The Ellis Defence has been relied on by the Catholic Church to argue that in cases of historical sexual abuse, there is no legal entity that can be sued.
That the church may now be abandoning the Ellis defence relies on statements made by Cardinal Pell to the Royal Commission on sexual abuse, in which he says: “Whatever position was taken by the lawyers during the litigation, or by lawyers or individuals within the Archdiocese following the litigation, my own view is that the Church in Australia should be able to be sued in cases of this kind.”
This apparent change of sentiment has been further reinforced by Francis O’Sullivan, head of the Church’s Truth Justice and Healing Council, who has proposed reforms which “would see every bishop, every diocese and every religious order make available a legal entity, covered by insurance and wealth, that survivors of child sex abuse can sue”. See SBS: ‘No such thing’ as Ellis defence.

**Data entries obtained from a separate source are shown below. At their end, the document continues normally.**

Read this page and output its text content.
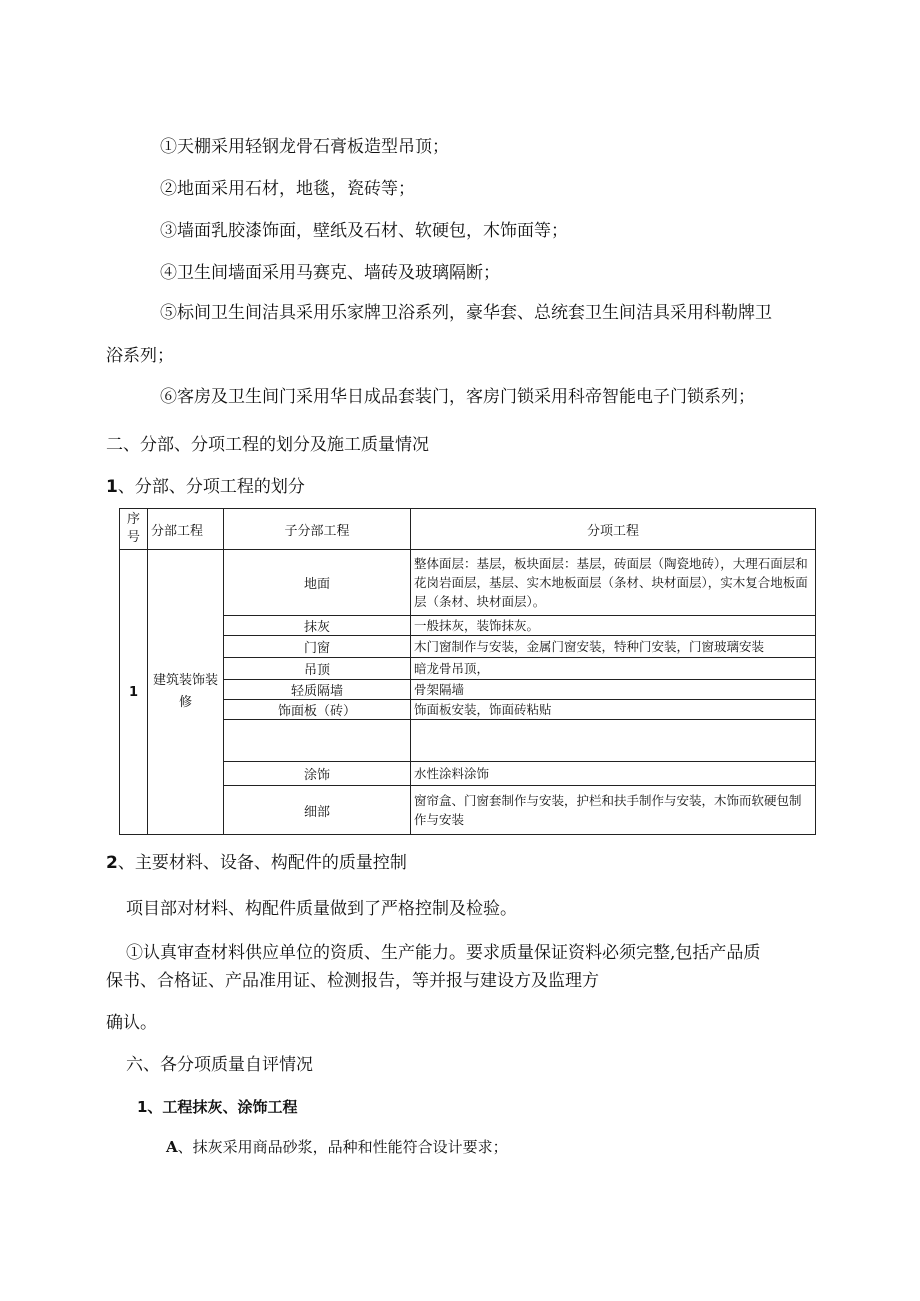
①天棚采用轻钢龙骨石膏板造型吊顶；
②地面采用石材，地毯，瓷砖等；
③墙面乳胶漆饰面，壁纸及石材、软硬包，木饰面等；
④卫生间墙面采用马赛克、墙砖及玻璃隔断；
⑤标间卫生间洁具采用乐家牌卫浴系列，豪华套、总统套卫生间洁具采用科勒牌卫
浴系列；
⑥客房及卫生间门采用华日成品套装门，客房门锁采用科帝智能电子门锁系列；
二、分部、分项工程的划分及施工质量情况
1、分部、分项工程的划分
序号	分部工程	子分部工程	分项工程
1	建筑装饰装修	地面	整体面层：基层，板块面层：基层，砖面层（陶瓷地砖），大理石面层和花岗岩面层，基层、实木地板面层（条材、块材面层），实木复合地板面层（条材、块材面层）。
		抹灰	一般抹灰，装饰抹灰。
		门窗	木门窗制作与安装，金属门窗安装，特种门安装，门窗玻璃安装
		吊顶	暗龙骨吊顶，
		轻质隔墙	骨架隔墙
		饰面板（砖）	饰面板安装，饰面砖粘贴

		涂饰	水性涂料涂饰
		细部	窗帘盒、门窗套制作与安装，护栏和扶手制作与安装，木饰而软硬包制作与安装
2、主要材料、设备、构配件的质量控制
项目部对材料、构配件质量做到了严格控制及检验。
①认真审查材料供应单位的资质、生产能力。要求质量保证资料必须完整,包括产品质
保书、合格证、产品准用证、检测报告，等并报与建设方及监理方
确认。
六、各分项质量自评情况
1、工程抹灰、涂饰工程
A、抹灰采用商品砂浆，品种和性能符合设计要求；
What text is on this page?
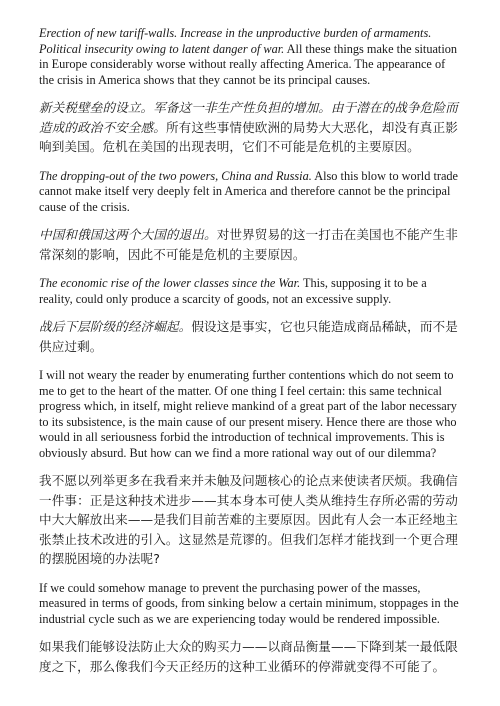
Erection of new tariff-walls. Increase in the unproductive burden of armaments. Political insecurity owing to latent danger of war. All these things make the situation in Europe considerably worse without really affecting America. The appearance of the crisis in America shows that they cannot be its principal causes.

新关税壁垒的设立。军备这一非生产性负担的增加。由于潜在的战争危险而造成的政治不安全感。所有这些事情使欧洲的局势大大恶化，却没有真正影响到美国。危机在美国的出现表明，它们不可能是危机的主要原因。

The dropping-out of the two powers, China and Russia. Also this blow to world trade cannot make itself very deeply felt in America and therefore cannot be the principal cause of the crisis.

中国和俄国这两个大国的退出。对世界贸易的这一打击在美国也不能产生非常深刻的影响，因此不可能是危机的主要原因。

The economic rise of the lower classes since the War. This, supposing it to be a reality, could only produce a scarcity of goods, not an excessive supply.

战后下层阶级的经济崛起。假设这是事实，它也只能造成商品稀缺，而不是供应过剩。

I will not weary the reader by enumerating further contentions which do not seem to me to get to the heart of the matter. Of one thing I feel certain: this same technical progress which, in itself, might relieve mankind of a great part of the labor necessary to its subsistence, is the main cause of our present misery. Hence there are those who would in all seriousness forbid the introduction of technical improvements. This is obviously absurd. But how can we find a more rational way out of our dilemma?

我不愿以列举更多在我看来并未触及问题核心的论点来使读者厌烦。我确信一件事：正是这种技术进步——其本身本可使人类从维持生存所必需的劳动中大大解放出来——是我们目前苦难的主要原因。因此有人会一本正经地主张禁止技术改进的引入。这显然是荒谬的。但我们怎样才能找到一个更合理的摆脱困境的办法呢?

If we could somehow manage to prevent the purchasing power of the masses, measured in terms of goods, from sinking below a certain minimum, stoppages in the industrial cycle such as we are experiencing today would be rendered impossible.

如果我们能够设法防止大众的购买力——以商品衡量——下降到某一最低限度之下，那么像我们今天正经历的这种工业循环的停滞就变得不可能了。
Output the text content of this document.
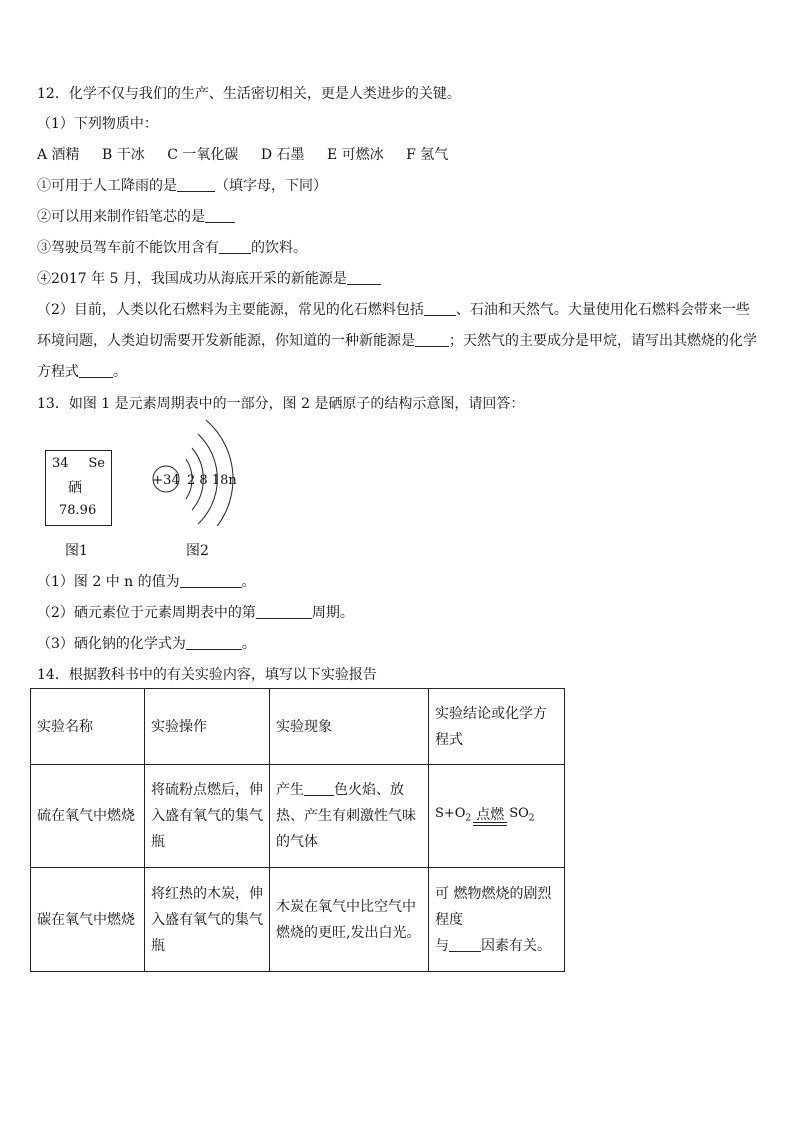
12．化学不仅与我们的生产、生活密切相关，更是人类进步的关键。
（1）下列物质中：
A 酒精 B 干冰 C 一氧化碳 D 石墨 E 可燃冰 F 氢气
①可用于人工降雨的是	（填字母，下同）
②可以用来制作铅笔芯的是
③驾驶员驾车前不能饮用含有 的饮料。
④2017 年 5 月，我国成功从海底开采的新能源是
（2）目前，人类以化石燃料为主要能源，常见的化石燃料包括 、石油和天然气。大量使用化石燃料会带来一些
环境问题，人类迫切需要开发新能源，你知道的一种新能源是 ；天然气的主要成分是甲烷，请写出其燃烧的化学
方程式 。
13．如图 1 是元素周期表中的一部分，图 2 是硒原子的结构示意图，请回答：
34 Se
硒
78.96
+34 2 8 18n
图1	图2
（1）图 2 中 n 的值为	。
（2）硒元素位于元素周期表中的第	周期。
（3）硒化钠的化学式为	。
14．根据教科书中的有关实验内容，填写以下实验报告
实验名称	实验操作	实验现象	实验结论或化学方程式
硫在氧气中燃烧	将硫粉点燃后，伸入盛有氧气的集气瓶	产生 色火焰、放热、产生有刺激性气味的气体	$S+O_2$ 点燃 $SO_2$

碳在氧气中燃烧	将红热的木炭，伸入盛有氧气的集气瓶	木炭在氧气中比空气中燃烧的更旺,发出白光。	可 燃物燃烧的剧烈程度
与 因素有关。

So is the Ellis Defence a legal tactic that will no longer be employed by the church to avoid costly compensation payouts to sexual abuse victims?
A more sobering view
While encouraging, there remains plenty of evidence to the contrary that for the church, it will legal business as usual. Let’s have a look at some other more sobering statements.
The official website of the Archdiocese of Sydney seems to express a very different position.[1] In a statement headed “The Ellis Decision-a Re-statement of the Law,” the site maintains:
“Many have either misunderstood the court decision or been consistently misled by those who have encouraged reporting the ‘Ellis defence’ or ‘Catholic Church creates legal shield’. As it has been extremely difficult to have the facts put into the public domain they are summarised here.
Key Facts:
- There is no such thing as the “Ellis defence”. The Ellis decision did not create new law. It did not create a shield to protect church parties from legal action. Church parties can and have been sued.

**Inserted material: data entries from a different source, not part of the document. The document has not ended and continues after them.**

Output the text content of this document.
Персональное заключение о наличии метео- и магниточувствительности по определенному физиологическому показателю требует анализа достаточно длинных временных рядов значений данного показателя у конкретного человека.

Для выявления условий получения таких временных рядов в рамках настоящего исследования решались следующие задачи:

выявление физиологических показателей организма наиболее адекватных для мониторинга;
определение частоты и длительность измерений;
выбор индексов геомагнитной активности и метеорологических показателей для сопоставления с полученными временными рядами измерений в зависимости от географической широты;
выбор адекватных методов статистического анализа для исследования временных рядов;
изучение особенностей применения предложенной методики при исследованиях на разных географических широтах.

- After Mr. Ellis lost his court case, he received several hundred thousand dollars in financial assistance from the Archdiocese. In addition, the body corporate of the Archdiocese did not require Mr. Ellis to pay its costs of the case – even though the court had ordered Mr. Ellis to do so.
- The suggestion that the Church cannot be sued by victims of sexual abuse is incorrect.

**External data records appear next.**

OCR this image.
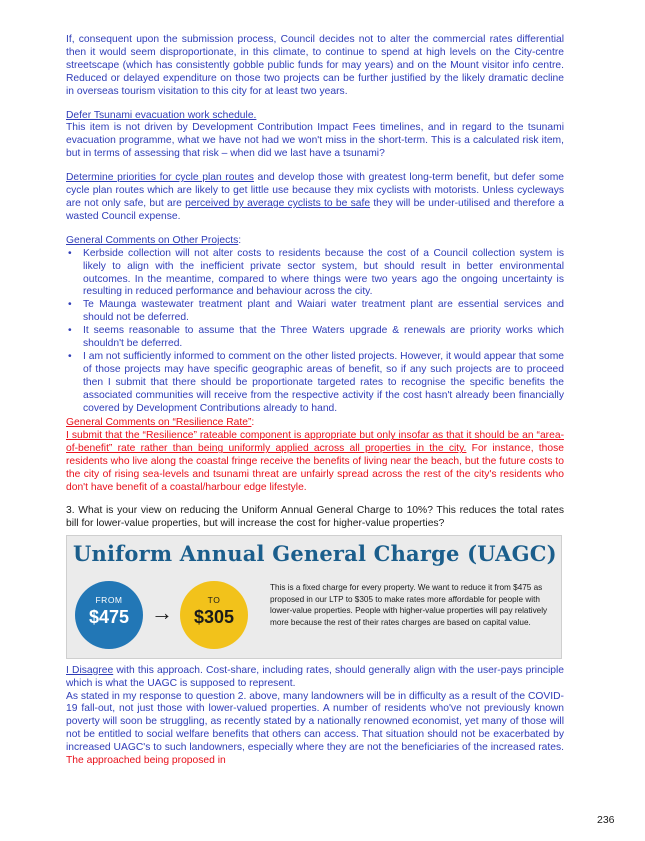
If, consequent upon the submission process, Council decides not to alter the commercial rates differential then it would seem disproportionate, in this climate, to continue to spend at high levels on the City-centre streetscape (which has consistently gobble public funds for may years) and on the Mount visitor info centre. Reduced or delayed expenditure on those two projects can be further justified by the likely dramatic decline in overseas tourism visitation to this city for at least two years.

Defer Tsunami evacuation work schedule.
This item is not driven by Development Contribution Impact Fees timelines, and in regard to the tsunami evacuation programme, what we have not had we won't miss in the short-term. This is a calculated risk item, but in terms of assessing that risk – when did we last have a tsunami?

Determine priorities for cycle plan routes and develop those with greatest long-term benefit, but defer some cycle plan routes which are likely to get little use because they mix cyclists with motorists. Unless cycleways are not only safe, but are perceived by average cyclists to be safe they will be under-utilised and therefore a wasted Council expense.

General Comments on Other Projects:

• Kerbside collection will not alter costs to residents because the cost of a Council collection system is likely to align with the inefficient private sector system, but should result in better environmental outcomes. In the meantime, compared to where things were two years ago the ongoing uncertainty is resulting in reduced performance and behaviour across the city.
• Te Maunga wastewater treatment plant and Waiari water treatment plant are essential services and should not be deferred.
• It seems reasonable to assume that the Three Waters upgrade & renewals are priority works which shouldn't be deferred.
• I am not sufficiently informed to comment on the other listed projects. However, it would appear that some of those projects may have specific geographic areas of benefit, so if any such projects are to proceed then I submit that there should be proportionate targeted rates to recognise the specific benefits the associated communities will receive from the respective activity if the cost hasn't already been financially covered by Development Contributions already to hand.

General Comments on “Resilience Rate”:
I submit that the “Resilience” rateable component is appropriate but only insofar as that it should be an “area-of-benefit” rate rather than being uniformly applied across all properties in the city. For instance, those residents who live along the coastal fringe receive the benefits of living near the beach, but the future costs to the city of rising sea-levels and tsunami threat are unfairly spread across the rest of the city's residents who don't have benefit of a coastal/harbour edge lifestyle.

3. What is your view on reducing the Uniform Annual General Charge to 10%? This reduces the total rates bill for lower-value properties, but will increase the cost for higher-value properties?

Uniform Annual General Charge (UAGC)
FROM
$475 →	TO
$305
This is a fixed charge for every property. We want to reduce it from $475 as proposed in our LTP to $305 to make rates more affordable for people with lower-value properties. People with higher-value properties will pay relatively more because the rest of their rates charges are based on capital value.

I Disagree with this approach. Cost-share, including rates, should generally align with the user-pays principle which is what the UAGC is supposed to represent.

As stated in my response to question 2. above, many landowners will be in difficulty as a result of the COVID-19 fall-out, not just those with lower-valued properties. A number of residents who've not previously known poverty will soon be struggling, as recently stated by a nationally renowned economist, yet many of those will not be entitled to social welfare benefits that others can access. That situation should not be exacerbated by increased UAGC's to such landowners, especially where they are not the beneficiaries of the increased rates. The approached being proposed in

236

- Church officials and Church entities responsible for abuse in the Church either directly or by their negligence can be and are sued.
- Ellis stands for nothing more than the commonsense proposition that you cannot be liable for wrong doing of others unless you are directly or indirectly responsible for supervising their conduct.”
It also seems that there are other sections of the Church who are not ready to commit as yet to a policy change. Father Brian Lucas, the general secretary of the Australian Bishops Conference told the ABC the day after Dr Pell’s view became known that no changes would be made until the Royal Commission handed down its findings.
What is the truth about the Ellis defence?
Lawyers acting for victims of sexual abuse have never said that the Catholic Church cannot be sued. What has been said is that because of the way in which the Catholic Church (and other churches) are structured, the circumstances in which a victim will be able to find an entity that can be held liable for the abuse are virtually impossible.
These difficulties were exemplified in the Ellis case in circumstances where even though the church conceded on appeal that the evidence filed by the plaintiff established an arguable case, the church nevertheless successfully argued that the claim should be dismissed on the basis that there was no legal entity that could be sued.
On the proposition that church officials can be sued, there is no doubt that this is so. The difficulty with this proposition is that in many cases of historical abuse, the church official is dead or cannot be located and in any event, most members of religious institutions have little or no assets so there is no point in pursuing expensive legal action against them.
Finally and most tellingly, despite the protestations of the Sydney Archdiocese that there is no such thing as the Ellis defence, why have so few historical abuse cases gone to court and why has there been no successfully litigated claim?
The Victorian Parliamentary Committee stated in its report:
“Only a small number of civil cases alleging criminal child abuse in an organizational setting have been decided in Australia and the Committee is not aware of any cases that have proceeded to trial in Victoria.” (Roman Catholic Church Trust Property Amendment (Justice for Victims) Bill 2014)
While Cardinal Pell has encouragingly expressed the view that the church should be capable of being sued in abuse claims, it appears that Cardinal was making a personal statement rather than committing the church to a new policy approach.